La passionnée cetra amorosa de Jaroussky & Pluhar à Ambronay
La soirée concoctée par Philippe Jaroussky et Christina Pluhar pourrait être comparée à un opéra italien imaginaire en trois actes du XVIIe siècle, suivi d’une œuvre religieuse. Tout naturellement, l’Arpeggiata, dirigé par Pluhar qui joue de son théorbe, commence par la Toccata introductive de la Favola di Orfeo (1607) de Monteverdi (1567-1643). Tout de suite, le public est plongé dans le son intimiste de l’ensemble constitué de neuf talentueux musiciens. L’équilibre des deux dessus est toutefois parfois perturbé : le cornet à bouquin sonore (sa sonorité est proche de celle de la trompette) couvrant facilement le violon baroque au son plus doux – dont il faut saluer la tendresse lors de certaines de ses interventions. Dès le début, avec deux airs du même opéra Rosa del ciel (Rose du ciel) et Vi ricorda, O boschi ombrosi (Vous souvenez-vous, ô bois épais), Philippe Jaroussky fait entendre sa technique irréprochable, sa diction parfaite, sa projection naturelle et l’homogénéité de sa voix sur toute sa tessiture. Il n’en fera défaut nulle part tout le long du concert. Pour accompagner physiquement son chant, il use de ses bras, de ses mains et de sa tête, avec souplesse et élégance.
Lors de la Ciaccona de Maurizio Cazzati (c. 1620-1678), sur une basse obstinée aux allures de jazz, chaque musicien de l’ensemble sur instruments d’époque a l’occasion de montrer son expressivité ou sa virtuosité. Dans l’extrait de l’Orfeo de Luigi Rossi (1597-1653) et le Si dolce e’l tormento de Monteverdi, Jaroussky se fait conteur, avec des intentions produites et accentuées par des jeux de nuances et de résonances. Toutefois, son timbre, certes très joli, ne varie jamais. Ces pièces sont aussi l’occasion d’apprécier la justesse incroyablement impeccable du contre-ténor et des musiciens. Dans la dansante et amusante Damigella, tutta bella de Monteverdi, Jaroussky se fait même comédien, avant la superbe berceuse Oblivion soave, extrait du Couronnement de Poppée. Ses longs pianissimi tiennent le public attentif jusqu’au silence, grâce aussi aux très jolies couleurs de l’accompagnement tendre du théorbe.
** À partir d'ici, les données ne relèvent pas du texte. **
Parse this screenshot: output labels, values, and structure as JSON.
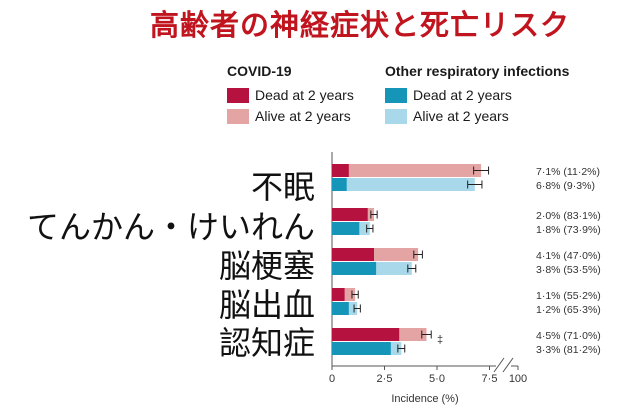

Dans les airs de Francesco Cavalli (1602-1676) – Erme e solinghe cime, Ninfa bella, Che Città –, fameux compositeur vénitien au temps des grands castrats, le contre-ténor touche et son souffle impressionne. Après un rythmique Canario instrumental de Lorenzo Allegri (1582-1652), il fait preuve de virtuosité dans le Presso l’onde tranquille du chanteur et compositeur Giovanni Felice Sances (c.1600-1679). Enfin, son Stabat mater, introduit par un joli et lyrique duo violon/théorbe, est une superbe et bouleversante démonstration des talents du chanteur et des musiciens, autour de cette basse obstinée hypnotique.
Philippe Jaroussky (© Bertrand Pichène / Pictoria)
Le public enchanté a droit à non pas un bis, ni deux, mais à trois œuvres qui font presque même office de troisième partie de concert, de même qualité mais plus conviviale. Dans l’enjoué Laudate Domine de Monteverdi, Philippe Jaroussky fait entendre pour l’unique fois sa voix de poitrine et son grave, l’accompagnant même du geste, comme pour prouver que malgré son étiquette il possède des graves, ce qui amuse le public. Le bis est l’occasion de sortir de la ligne directrice du programme pour interpréter l’émouvante lamentation de Didon, dans Didon et Énée de Purcell, When I am laid in earth, après lequel le superbe silence de fin aurait pu être un peu mieux apprécié par les spectateurs enthousiastes. Pour finir vraiment la soirée, un habituel final de l’Arpeggiata, l’amusante Ciaccona del Paradiso e del Inferno, d’un compositeur anonyme de 1675. Le cornettiste répond en chantant – belle voix de baryton à la diction excellente – au contre-ténor, comme une sorte de joute où l’applaudimètre du public est sollicité, accentuée par des jeux de scène et même quelques accessoires (lunettes de soleil, brassard d’agent de sécurité). Évidemment, cette audace comique amuse fortement le public qui était déjà enchanté par les belles qualités du contre-ténor et de l’ensemble de Christina Pluhar.